Le chemin serait plein d’ornières, mais après deux ans de chahut provoqué par les gilets jaunes et les opposants à la réforme des retraites, il allait par la qualité de sa gestion de la crise sanitaire obtenir enfin son grade de leader incontestable.
Ce changement d’image ne serait d’’ailleurs que justice car les trois premières années de son mandat sont loin d’être uniformément négatives.
En effet on ne peut contester que grâce à certaines de ses décisions l’économie était enfin sur de bons rails. En témoigne la baisse très significative du chômage : Sarkozy et Hollande en rêvaient, Macron l’a fait ! Il en va de même pour l’apprentissage enfin établi à sa juste place.
De la même façon, il est bien difficile de ne pas admettre que le « Grand Débat », initié et porté par le Président, a constitué un moment original de démocratie directe comme nous n’en avions jamais connu.
Enfin, comment ne pas remarquer que les opposants de tous bords se sont bien gardés d’admettre publiquement que la mise en place, quasi instantanée ( ce qui est quand même très rare sous le règne de notre administration tentaculaire) du chômage partiel avait évité une vraie catastrophe ?
Aujourd’hui après des mois de gestion de la crise crise sanitaire, force est de constater que le changement d’image n’a pas eu lieu. Les peurs , les rancoeurs se focalisent sur le locataire de l’Elysée. Le Président, qui n’a sans doute pas de rivaux à sa hauteur en matière de gestion de l’économie nationale, se heurte toujours à une forme de rejet d’une partie importante de la population. Subsiste toujours une forme de vindicte irrationnelle qu’illustre en permanence les slogans de « président des riches » ou de grand banquier insensible au sort des plus faibles. Un mot résume à lui seul le rejet : « l’arrogance ».
Qualificatif d’autant plus paradoxal qui est prononcé par ces même Français qui eux aussi subissent la même critique de la part de la terre entière.
Les milliers de morts de l‘épidémie n’y changeront rien, l’image du Président est encore trop souvent négative.
Emmanuel Macron perçoit bien évidemment sa responsabilité dans le maintien de cette fracture et tente parfois d’y remédier par des initiatives aussi originales qu’incomprises. C’est par exemple le cas lorsqu’il croit faire « peuple » en téléphonant à Jean-Marie Bigard le plus drôle ( parfois) et le plus vulgaire ( toujours) de nos comiques.
Ce type d’initiative n’est qu’un leurre sans grande efficacité !

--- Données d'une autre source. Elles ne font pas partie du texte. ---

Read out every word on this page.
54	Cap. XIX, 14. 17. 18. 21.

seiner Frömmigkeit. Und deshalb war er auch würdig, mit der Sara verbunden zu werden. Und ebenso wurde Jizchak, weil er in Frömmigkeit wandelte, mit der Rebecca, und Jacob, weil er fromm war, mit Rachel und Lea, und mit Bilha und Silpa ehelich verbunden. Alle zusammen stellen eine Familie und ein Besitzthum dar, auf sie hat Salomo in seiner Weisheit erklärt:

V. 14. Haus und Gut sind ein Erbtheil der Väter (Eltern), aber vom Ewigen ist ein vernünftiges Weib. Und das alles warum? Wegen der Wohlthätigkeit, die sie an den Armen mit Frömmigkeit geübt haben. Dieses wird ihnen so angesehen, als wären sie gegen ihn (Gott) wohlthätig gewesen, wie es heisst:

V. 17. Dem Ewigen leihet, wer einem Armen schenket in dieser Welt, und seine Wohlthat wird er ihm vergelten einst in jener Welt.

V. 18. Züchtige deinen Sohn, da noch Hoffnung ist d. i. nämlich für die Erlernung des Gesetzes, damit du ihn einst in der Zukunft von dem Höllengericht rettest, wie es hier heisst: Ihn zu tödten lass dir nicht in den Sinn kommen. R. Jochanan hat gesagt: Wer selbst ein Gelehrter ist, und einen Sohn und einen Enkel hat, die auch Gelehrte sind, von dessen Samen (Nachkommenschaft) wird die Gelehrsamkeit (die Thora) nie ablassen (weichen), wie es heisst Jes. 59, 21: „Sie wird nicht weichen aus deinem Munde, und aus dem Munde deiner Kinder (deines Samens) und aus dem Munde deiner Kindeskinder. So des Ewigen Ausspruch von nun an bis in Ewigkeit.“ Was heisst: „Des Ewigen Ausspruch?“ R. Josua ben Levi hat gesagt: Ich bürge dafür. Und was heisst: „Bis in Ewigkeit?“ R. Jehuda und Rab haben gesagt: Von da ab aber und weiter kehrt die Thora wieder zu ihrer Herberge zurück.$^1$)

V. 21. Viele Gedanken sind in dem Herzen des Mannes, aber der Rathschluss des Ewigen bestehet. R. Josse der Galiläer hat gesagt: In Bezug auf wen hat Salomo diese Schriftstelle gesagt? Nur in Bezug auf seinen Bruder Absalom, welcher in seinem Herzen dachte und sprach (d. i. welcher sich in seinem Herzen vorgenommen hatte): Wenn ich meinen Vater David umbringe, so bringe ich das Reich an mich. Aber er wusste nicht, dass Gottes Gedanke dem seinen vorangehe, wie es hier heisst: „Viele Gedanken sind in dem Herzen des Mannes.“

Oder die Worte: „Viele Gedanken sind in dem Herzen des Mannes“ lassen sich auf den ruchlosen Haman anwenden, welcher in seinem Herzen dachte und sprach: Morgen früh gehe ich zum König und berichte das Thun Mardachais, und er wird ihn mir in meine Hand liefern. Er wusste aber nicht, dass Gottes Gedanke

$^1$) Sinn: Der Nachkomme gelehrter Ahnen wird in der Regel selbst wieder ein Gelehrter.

Sa prétendue arrogance trouve bien sûr son origine dans l’utilisation de phrases à l’emporte-pièces (du style « pognon de dingue » pour parler de dispositions d’aides sociales). Mais la raison profonde de l’incompréhension, de l’arrogance, il faut plutôt la rechercher dans la forme de ses discours à la Nation. La forme, que l’on croit pourtant accessoire, parasite en réalité le fond..
Pratiquement toujours trop longs, les discours d’Emmanuel Macron ( 27 et 25 minutes pour les deux derniers) exigent un effort d’attention de même nature que celui demandé par un cours magistral à la Sorbonne.
Même si le vocabulaire se veut simple, les Français décrochent assez vite et ne peuvent supporter ce très long exercice qu’ils croient réservé aux élites. L’arrogance est là ! Et ceci d’autant plus que des rajouts sans réel intérêt viennent souvent troubler l’essentiel du message. C’est ainsi que si dans son discours du 12 mars il a prononcé six fois le mot essentiel de « guerre », il en a atténué le message dominant en nous conseillant de « retrouver le sens de l’essentiel », et en précisant aussi que « la culture, l’éducation, le sens des choses sont importants ». Choses de valeur sans doute mais dont la longue mention a sournoisement trans formé le général en chef si nécessaire à son pays, en pédagogue et psychothérapeute inutiles.
Par rigueur et par honnêteté intellectuelle Emmanuel Macron veut toujours et longuement expliquer contrairement à beaucoup de Français qui jugent l’exercice fastidieux et se mettent très vite aux abonnés absents.
En définitive les Français veulent moins de paroles, moins de technicité et moins de culture affichée. Ils acceptent le ton churchilien « du sang et des larmes », ils veulent surtout du charisme à la De Gaulle. Cette vertu ne se trouve pas évidemment pas sur les bancs de l’E N A . Elle est parfois apportée aux jeunes ambitieux par l’expérience accumulée et les échecs antérieurs.